Of course you want to label it as diversionsry. You don't find it comfortable or convenient to listen to what scripture is saying when it is your sins that it is speaking of. There is only one verse in scripture that mentions abortion, and that is in the context of a spontaneous abortion precipitated in the course of a fight. There are only a handful of texts about homosexual intercourse, and they are of dubious application to same-sex marriage.
But there are thousands of texts about the importance of social justice, the fair treatment of aliens, of workers, of the poor--especially women and children. It is a fair and simple statement that the primary social concern of God revealed in scripture is social justice. But scripturally and socially, abortion is far from a simple, straight-forward matter, and it can only be made to seem so by ignoring the whole social context that scripture says you ought to be paying attention to.

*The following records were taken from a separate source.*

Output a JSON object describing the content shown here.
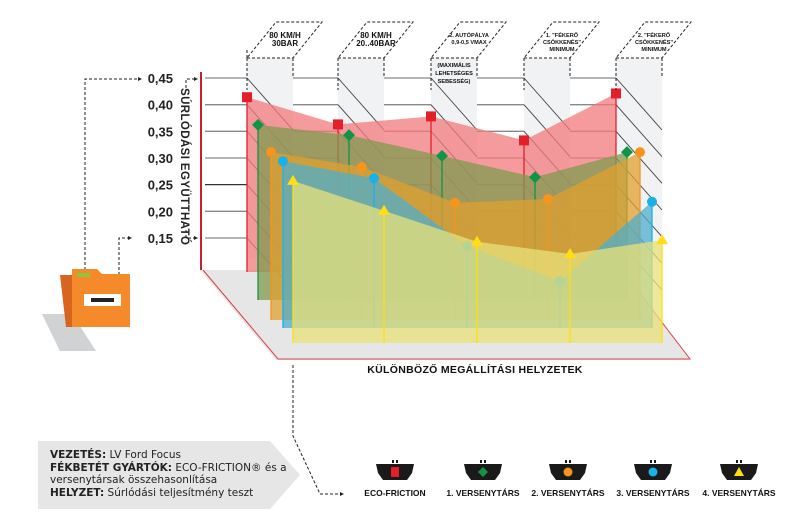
{
  "chart_data": {
    "type": "area",
    "style": "3d-layered-area",
    "title": "",
    "xlabel": "KÜLÖNBÖZŐ MEGÁLLÍTÁSI HELYZETEK",
    "ylabel": "SÚRLÓDÁSI EGYÜTTHATÓ",
    "ylim": [
      0.15,
      0.45
    ],
    "yticks": [
      "0,45",
      "0,40",
      "0,35",
      "0,30",
      "0,25",
      "0,20",
      "0,15"
    ],
    "ytick_values": [
      0.45,
      0.4,
      0.35,
      0.3,
      0.25,
      0.2,
      0.15
    ],
    "grid": true,
    "legend_position": "bottom-right",
    "categories": [
      {
        "lines": [
          "80 KM/H",
          "30BAR"
        ],
        "note": []
      },
      {
        "lines": [
          "80 KM/H",
          "20..40BAR"
        ],
        "note": []
      },
      {
        "lines": [
          "2. AUTÓPÁLYA",
          "0,9-0,5 VMAX"
        ],
        "note": [
          "(MAXIMÁLIS",
          "LEHETSÉGES",
          "SEBESSÉG)"
        ]
      },
      {
        "lines": [
          "1. \"FÉKERŐ",
          "CSÖKKENÉS\"",
          "MINIMUM"
        ],
        "note": []
      },
      {
        "lines": [
          "2. \"FÉKERŐ",
          "CSÖKKENÉS\"",
          "MINIMUM"
        ],
        "note": []
      }
    ],
    "series": [
      {
        "name": "ECO-FRICTION",
        "marker": "square",
        "color": "#e3202a",
        "fill": "#f27a7c",
        "values": [
          0.414,
          0.363,
          0.378,
          0.333,
          0.421
        ]
      },
      {
        "name": "1. VERSENYTÁRS",
        "marker": "diamond",
        "color": "#129446",
        "fill": "#7f9a4f",
        "values": [
          0.362,
          0.343,
          0.304,
          0.264,
          0.311
        ]
      },
      {
        "name": "2. VERSENYTÁRS",
        "marker": "circle",
        "color": "#f7941d",
        "fill": "#e0a030",
        "values": [
          0.311,
          0.283,
          0.216,
          0.223,
          0.311
        ]
      },
      {
        "name": "3. VERSENYTÁRS",
        "marker": "circle",
        "color": "#1ab0e8",
        "fill": "#4eaecc",
        "values": [
          0.294,
          0.262,
          0.135,
          0.069,
          0.218
        ]
      },
      {
        "name": "4. VERSENYTÁRS",
        "marker": "triangle",
        "color": "#ffde17",
        "fill": "#e8e07a",
        "values": [
          0.257,
          0.201,
          0.143,
          0.12,
          0.146
        ]
      }
    ]
  },
  "info": {
    "driving_label": "VEZETÉS:",
    "driving_value": "LV Ford Focus",
    "manufacturers_label": "FÉKBETÉT GYÁRTÓK:",
    "manufacturers_value": "ECO-FRICTION® és a versenytársak összehasonlítása",
    "situation_label": "HELYZET:",
    "situation_value": "Súrlódási teljesítmény teszt"
  },
  "icons": {
    "folder": "folder-icon"
  }
}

So who is really being diversionary? People who choose to heed the most important commands God gives us in relation to justice, mercy and faith---or those who ignore all that and pat themselves on the back for condemning something scripture never condemns?
Call this "twisting scripture" if you like, but show me the biblical exegesis this accusation is based on.
I don't think any of this has anything to do with evolution, but if by some odd chance it is evolution that makes me concerned with what Jesus called the weightier matters (justice, mercy, truth, compassion, a fair sharing of goods) then you can credit evolution with making me a biblical Christian.
Personally, I would give more credit to great teachers like Martin Luther King Jr., Desmond Tutu and J.S. Woodsworth. I don't know that any of them ever said anything about evolution. But they all had a lot to say about the bible.
Abortion is, plain and simple, death or more specifically murder.
Then why does scripture not treat it as murder and set out the same penalty?
This has nothing to do with right or left wing agendas and has everything to do with the Word of God.
It also has nothing to do with evolution. Evolution doesn't have comments on politics. It doesn't tell us we should obey or disobey God, that we should study or reject scripture, that we should or should not allow abortion or same-sex marriage, that we should or should not go to war, use drugs, get tough on crime or climate change, support public schooling, universal medicare, livable wages or any other pet issue of left or right. That is why people of all political stripes and all doctrinal stances can accept or reject evolution. That is why TEs and creationists, (as Melethiel pointed out) are both all over the doctrinal map.